Ella buscaba en su pasado un millar de historias que
colmaran la simpatía de sus horas. Había detrás un sediento oasis que aparecía
en la oscuridad y en la tiniebla adoraba su espanto. Ella tenía ojos cristalinos,
tan cristalinos que helaban encuentros para fundirlos eternos. Siempre fue ama
de sus injusticias, derrotó vagabundos, se pareció a la princesa del cuento y
se adueñó del capítulo final.
Ella existía porque en el hurto desesperado de sueños
conseguía cubrir huecos de lujuria. Frente a ella se sostuvo una efímera grieta
que el tiempo decidió saltar. Bebía ardientes sorbos de café que hipnotizaban
sus ilusiones, mantenían sus alertas y fundían sus placeres.
Ella creía. La estirpe de su belleza aclamaba cínicas
miradas, pretendía transparencia, vacilaba su firmeza.

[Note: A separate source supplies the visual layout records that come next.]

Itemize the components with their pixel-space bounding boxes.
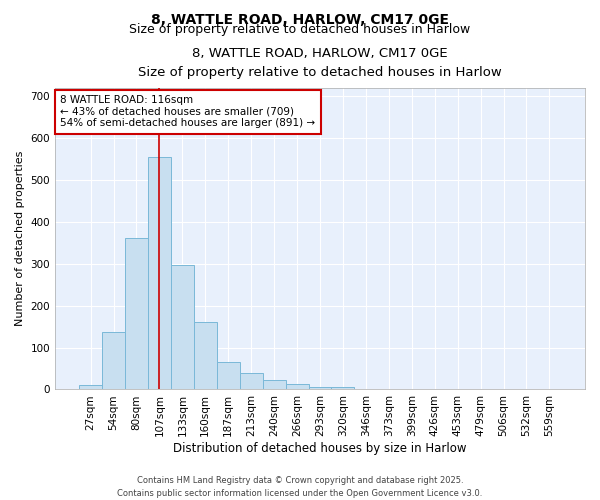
Text: Size of property relative to detached houses in Harlow: Size of property relative to detached ho… (130, 24, 470, 36)
Bar (217, 362, 240, 390)
Bar (240, 372, 263, 390)
Bar (286, 384, 308, 390)
Bar (331, 388, 355, 390)
Text: Contains HM Land Registry data © Crown copyright and database right 2025.
Contai: Contains HM Land Registry data © Crown c… (118, 476, 482, 498)
Bar (102, 332, 125, 390)
Y-axis label: Number of detached properties: Number of detached properties (15, 151, 25, 326)
Bar (125, 238, 148, 390)
Bar (171, 264, 194, 390)
X-axis label: Distribution of detached houses by size in Harlow: Distribution of detached houses by size … (173, 442, 467, 455)
Bar (79, 386, 102, 390)
Bar (148, 157, 171, 390)
Title: 8, WATTLE ROAD, HARLOW, CM17 0GE
Size of property relative to detached houses in: 8, WATTLE ROAD, HARLOW, CM17 0GE Size of… (138, 48, 502, 80)
Bar (308, 388, 331, 390)
Text: 8, WATTLE ROAD, HARLOW, CM17 0GE: 8, WATTLE ROAD, HARLOW, CM17 0GE (151, 12, 449, 26)
Bar (194, 322, 217, 390)
Bar (263, 380, 286, 390)
Text: 8 WATTLE ROAD: 116sqm
← 43% of detached houses are smaller (709)
54% of semi-det: 8 WATTLE ROAD: 116sqm ← 43% of detached … (61, 95, 316, 128)
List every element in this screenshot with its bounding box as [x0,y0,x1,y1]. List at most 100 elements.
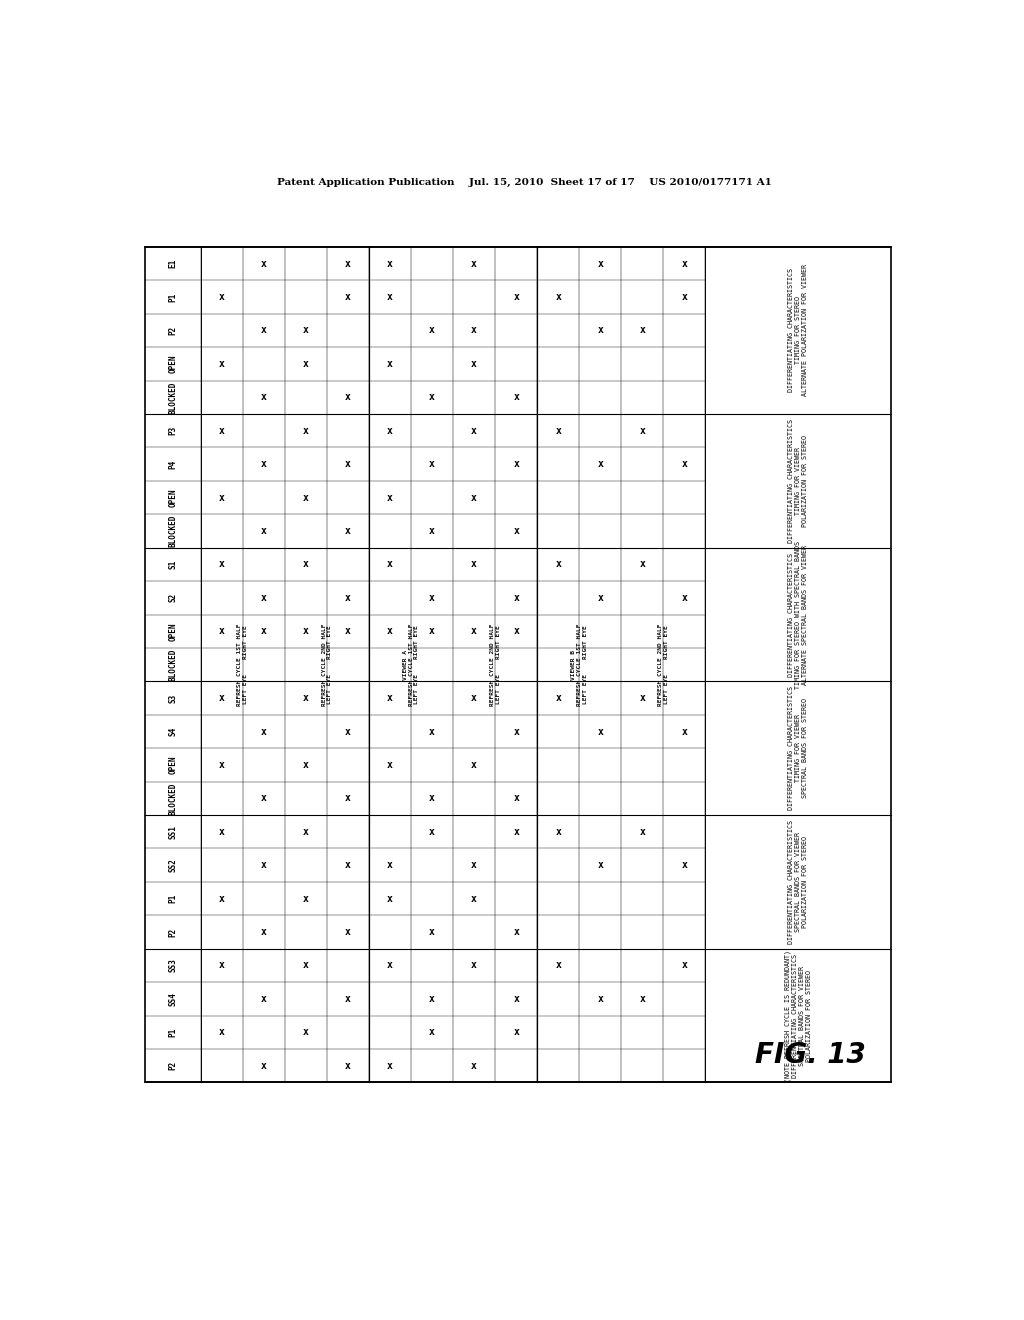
Text: x: x [219,426,225,436]
Text: x: x [429,927,435,937]
Text: x: x [219,359,225,368]
Text: x: x [639,426,645,436]
Text: x: x [303,693,309,704]
Text: x: x [261,459,267,469]
Text: x: x [387,1061,393,1071]
Text: REFRESH CYCLE 2ND HALF
LEFT EYE    RIGHT EYE: REFRESH CYCLE 2ND HALF LEFT EYE RIGHT EY… [489,623,501,706]
Text: x: x [345,994,351,1003]
Text: x: x [429,459,435,469]
Text: OPEN: OPEN [169,622,177,640]
Text: x: x [555,826,561,837]
Text: x: x [513,392,519,403]
Text: P2: P2 [169,1061,177,1071]
Text: x: x [597,259,603,269]
Text: x: x [219,693,225,704]
Text: x: x [261,626,267,636]
Text: BLOCKED: BLOCKED [169,515,177,548]
Text: x: x [261,726,267,737]
Text: x: x [303,426,309,436]
Text: x: x [345,525,351,536]
Text: DIFFERENTIATING CHARACTERISTICS
TIMING FOR VIEWER
SPECTRAL BANDS FOR STEREO: DIFFERENTIATING CHARACTERISTICS TIMING F… [788,686,808,810]
Text: x: x [513,292,519,302]
Text: x: x [555,426,561,436]
Text: REFRESH CYCLE 2ND HALF
LEFT EYE    RIGHT EYE: REFRESH CYCLE 2ND HALF LEFT EYE RIGHT EY… [322,623,333,706]
Text: x: x [471,359,477,368]
Text: x: x [387,961,393,970]
Text: x: x [429,392,435,403]
Text: x: x [681,861,687,870]
Text: x: x [681,726,687,737]
Text: x: x [681,593,687,603]
Text: x: x [219,560,225,569]
Text: x: x [345,626,351,636]
Text: x: x [387,292,393,302]
Text: x: x [219,894,225,904]
Text: x: x [597,593,603,603]
Text: x: x [429,326,435,335]
Text: (NOTE REFRESH CYCLE IS REDUNDANT)
DIFFERENTIATING CHARACTERISTICS
SPECTRAL BANDS: (NOTE REFRESH CYCLE IS REDUNDANT) DIFFER… [784,949,812,1081]
Text: SS3: SS3 [169,958,177,973]
Text: x: x [513,927,519,937]
Text: x: x [387,492,393,503]
Text: x: x [471,861,477,870]
Text: x: x [387,259,393,269]
Text: x: x [345,593,351,603]
Text: x: x [219,1027,225,1038]
Text: S3: S3 [169,693,177,702]
Text: OPEN: OPEN [169,755,177,774]
Text: OPEN: OPEN [169,355,177,374]
Text: x: x [429,1027,435,1038]
Text: x: x [345,392,351,403]
Text: SS4: SS4 [169,991,177,1006]
Text: S2: S2 [169,593,177,602]
Text: x: x [681,459,687,469]
Text: x: x [303,826,309,837]
Text: DIFFERENTIATING CHARACTERISTICS
TIMING FOR STEREO
ALTERNATE POLARIZATION FOR VIE: DIFFERENTIATING CHARACTERISTICS TIMING F… [788,264,808,396]
Text: x: x [513,593,519,603]
Text: x: x [639,560,645,569]
Text: P2: P2 [169,326,177,335]
Text: x: x [261,259,267,269]
Text: x: x [681,259,687,269]
Text: x: x [429,826,435,837]
Text: x: x [555,560,561,569]
Text: x: x [345,726,351,737]
Text: SS1: SS1 [169,825,177,838]
Text: x: x [555,292,561,302]
Text: x: x [471,492,477,503]
Text: x: x [345,927,351,937]
Text: x: x [597,994,603,1003]
Text: S4: S4 [169,727,177,737]
Text: x: x [429,593,435,603]
Text: x: x [303,359,309,368]
Text: x: x [261,326,267,335]
Text: E1: E1 [169,259,177,268]
Text: x: x [345,861,351,870]
Text: x: x [429,726,435,737]
Text: x: x [261,1061,267,1071]
Text: x: x [681,961,687,970]
Text: x: x [471,259,477,269]
Text: x: x [639,994,645,1003]
Text: x: x [303,894,309,904]
Text: x: x [513,1027,519,1038]
Text: x: x [219,961,225,970]
Text: x: x [261,861,267,870]
Text: x: x [303,560,309,569]
Text: S1: S1 [169,560,177,569]
Text: x: x [471,326,477,335]
Text: BLOCKED: BLOCKED [169,648,177,681]
Text: x: x [345,459,351,469]
Text: DIFFERENTIATING CHARACTERISTICS
TIMING FOR VIEWER
POLARIZATION FOR STEREO: DIFFERENTIATING CHARACTERISTICS TIMING F… [788,418,808,543]
Text: P1: P1 [169,293,177,302]
Text: P1: P1 [169,894,177,903]
Text: x: x [219,760,225,770]
Text: x: x [387,894,393,904]
Text: x: x [429,994,435,1003]
Text: x: x [597,326,603,335]
Text: x: x [429,793,435,804]
Text: SS2: SS2 [169,858,177,873]
Text: P3: P3 [169,426,177,436]
Text: x: x [387,359,393,368]
Text: x: x [471,693,477,704]
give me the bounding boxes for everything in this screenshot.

Comprendía que los
juegos engañosos apuntaban sus delirios y las atrayentes magnolias irrumpían su
paso. Podía volverse ilusa, decidió acentuar el dogma de su propia ficción.
Ella se sonrojaba en las incomodidades y sutilmente se refugiaba en su alucinación. Su aclamada osadía
ya no corría por sus venas, los misterios existían sólo por segundos, su
ímpetu se reflejaba en pensamientos. Su historia no le pertenecía.
Ella sentía que su piel aún no había demostrado el temblor
ni había acompañado labios rociados de otras mieles. Caminaba por senderos
europeos que ambientaban sus canciones más elogiadas. Por momentos sentía que el
Sena murmuraba en sus oídos pero en cada naufragio aquella góndola la
perpetuaba en Venecia.
Ella se perdía entre murales líricos. Ella no lo percibía. Sólo
los últimos versos lo sabían con precisión. Aquel soberbio poema, alguna noche, volvería a escribirse pensando en ella.